First download the checkpoint from huggingface

Model Link Size
Egoinstructor_captioner_4shot 🤗 HF link 4.19G
Egoinstructor_captioner_2shot 🤗 HF link 4.19G

Then, prepare your in-context and test samples (videos and narrations), and save the video path and narrations into a json file, please refer to the format in ./assets/testdata.json, and run:

python test_video.py \
    --testdata ./assets/testdata.json \
    --pretrained_name_or_path="luodian/OTTER-MPT1B-RPJama-Init" \
    --pretrained_checkpoint=egoinstructor_captioner_4shot.pt \
    --max_shot=4 \

Preparing Training and Evaluation Data

Please refer to docs/data.md.

Training and Evaluation

First, modify the path to your data, metadata in ./scripts/train_slurm.sh.

DATAPATH_EGO=/path/to/your/egovideos/
DATAPATH_EXO=/path/to/your/exovideos/
METAPATH=/path/to/your/metadata.json
TRAIN_CONFIG_PATH=/path/to/your/train_config.json

Then run training with the script

./scripts/train_slurm.sh

or run the following command to train a 4-shot captioning model on 8 GPUs with total batch size 32.

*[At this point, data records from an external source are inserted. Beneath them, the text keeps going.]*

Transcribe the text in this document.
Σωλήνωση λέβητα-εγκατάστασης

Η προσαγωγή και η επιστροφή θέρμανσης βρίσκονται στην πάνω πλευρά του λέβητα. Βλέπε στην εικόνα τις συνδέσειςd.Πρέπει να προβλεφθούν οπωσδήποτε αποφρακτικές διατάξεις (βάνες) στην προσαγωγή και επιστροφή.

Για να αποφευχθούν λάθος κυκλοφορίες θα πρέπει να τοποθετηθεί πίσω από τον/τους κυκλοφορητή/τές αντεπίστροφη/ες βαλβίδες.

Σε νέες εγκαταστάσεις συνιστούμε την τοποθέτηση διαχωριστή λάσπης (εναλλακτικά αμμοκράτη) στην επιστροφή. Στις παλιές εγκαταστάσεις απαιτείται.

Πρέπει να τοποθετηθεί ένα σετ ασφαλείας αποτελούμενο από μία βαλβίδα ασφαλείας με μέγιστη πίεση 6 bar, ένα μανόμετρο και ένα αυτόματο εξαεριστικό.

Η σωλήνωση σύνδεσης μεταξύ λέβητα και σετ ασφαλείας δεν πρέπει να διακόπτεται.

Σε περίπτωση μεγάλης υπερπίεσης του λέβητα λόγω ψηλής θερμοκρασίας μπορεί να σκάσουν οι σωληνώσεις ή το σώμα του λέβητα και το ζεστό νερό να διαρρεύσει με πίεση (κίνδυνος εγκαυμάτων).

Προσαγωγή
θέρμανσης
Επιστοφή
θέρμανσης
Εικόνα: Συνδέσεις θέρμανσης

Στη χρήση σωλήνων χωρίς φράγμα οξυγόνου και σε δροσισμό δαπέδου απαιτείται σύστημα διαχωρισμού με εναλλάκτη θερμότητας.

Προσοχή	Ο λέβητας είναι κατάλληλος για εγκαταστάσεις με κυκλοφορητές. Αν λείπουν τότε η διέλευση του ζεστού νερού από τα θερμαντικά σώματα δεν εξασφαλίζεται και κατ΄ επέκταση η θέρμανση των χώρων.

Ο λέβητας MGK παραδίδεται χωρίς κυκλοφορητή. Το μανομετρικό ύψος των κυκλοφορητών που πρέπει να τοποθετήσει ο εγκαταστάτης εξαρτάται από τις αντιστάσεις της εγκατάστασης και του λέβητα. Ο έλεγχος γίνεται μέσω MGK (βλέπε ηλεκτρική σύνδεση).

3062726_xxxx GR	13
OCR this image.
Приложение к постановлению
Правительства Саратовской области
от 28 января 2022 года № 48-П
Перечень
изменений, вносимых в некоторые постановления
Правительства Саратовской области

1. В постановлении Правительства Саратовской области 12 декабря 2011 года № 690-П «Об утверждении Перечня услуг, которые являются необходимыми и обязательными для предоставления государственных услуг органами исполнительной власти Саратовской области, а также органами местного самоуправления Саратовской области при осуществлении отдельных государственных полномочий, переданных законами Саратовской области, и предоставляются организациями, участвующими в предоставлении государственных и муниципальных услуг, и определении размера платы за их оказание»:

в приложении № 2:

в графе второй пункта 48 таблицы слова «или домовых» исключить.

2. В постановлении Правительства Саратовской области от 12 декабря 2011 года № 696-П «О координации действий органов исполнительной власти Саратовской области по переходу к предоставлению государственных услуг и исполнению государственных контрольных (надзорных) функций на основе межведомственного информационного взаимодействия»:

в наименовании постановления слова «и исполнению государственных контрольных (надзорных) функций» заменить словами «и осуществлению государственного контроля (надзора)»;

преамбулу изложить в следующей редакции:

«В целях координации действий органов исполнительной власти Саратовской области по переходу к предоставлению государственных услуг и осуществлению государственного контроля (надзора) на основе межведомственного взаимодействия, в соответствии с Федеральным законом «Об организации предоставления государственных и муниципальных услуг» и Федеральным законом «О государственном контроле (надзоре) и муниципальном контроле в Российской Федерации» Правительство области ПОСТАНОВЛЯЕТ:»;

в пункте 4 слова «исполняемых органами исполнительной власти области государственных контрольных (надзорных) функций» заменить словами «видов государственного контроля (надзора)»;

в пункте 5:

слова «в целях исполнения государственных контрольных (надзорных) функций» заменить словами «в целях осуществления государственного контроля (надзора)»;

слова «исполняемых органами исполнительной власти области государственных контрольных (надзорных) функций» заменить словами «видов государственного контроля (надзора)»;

accelerate launch --config_file=./configs/accelerate_config_ddp_8gpu.yaml \
    main.py \
    --pretrained_model_name_or_path="luodian/OTTER-MPT1B-RPJama-Init" \
    --datapath_ego=/path/to/your/egovideos/ \
    --datapath_exo=/path/to/your/exovideos/ \
    --metapath=/path/to/your/metadata.json \
    --train_config_path=/path/to/your/train_config.json \
    --batch_size=4 \
    --num_epochs=5 \
    --report_to_wandb \
    --wandb_entity=test \
    --run_name=OTTER-MPT1B-RPJama-testrun \
    --wandb_project=OTTER-MPT1B \
    --workers=16 \
    --lr_scheduler=cosine \
    --learning_rate=1e-5 \
    --warmup_steps_ratio=0.01 \
    --offline \
    --xview \
    --max_shot=4 \
    --save_ckpt_each_epoch \

To evaluate the model's retrieval-augmented captioning performance, modify the data path, metadata path, and pretrained checkpoint in ./scripts/test_slurm.sh

TRAINED_CKPT: /path/to/the/trained/checkpoint.pt

and run

./scripts/test_slurm.sh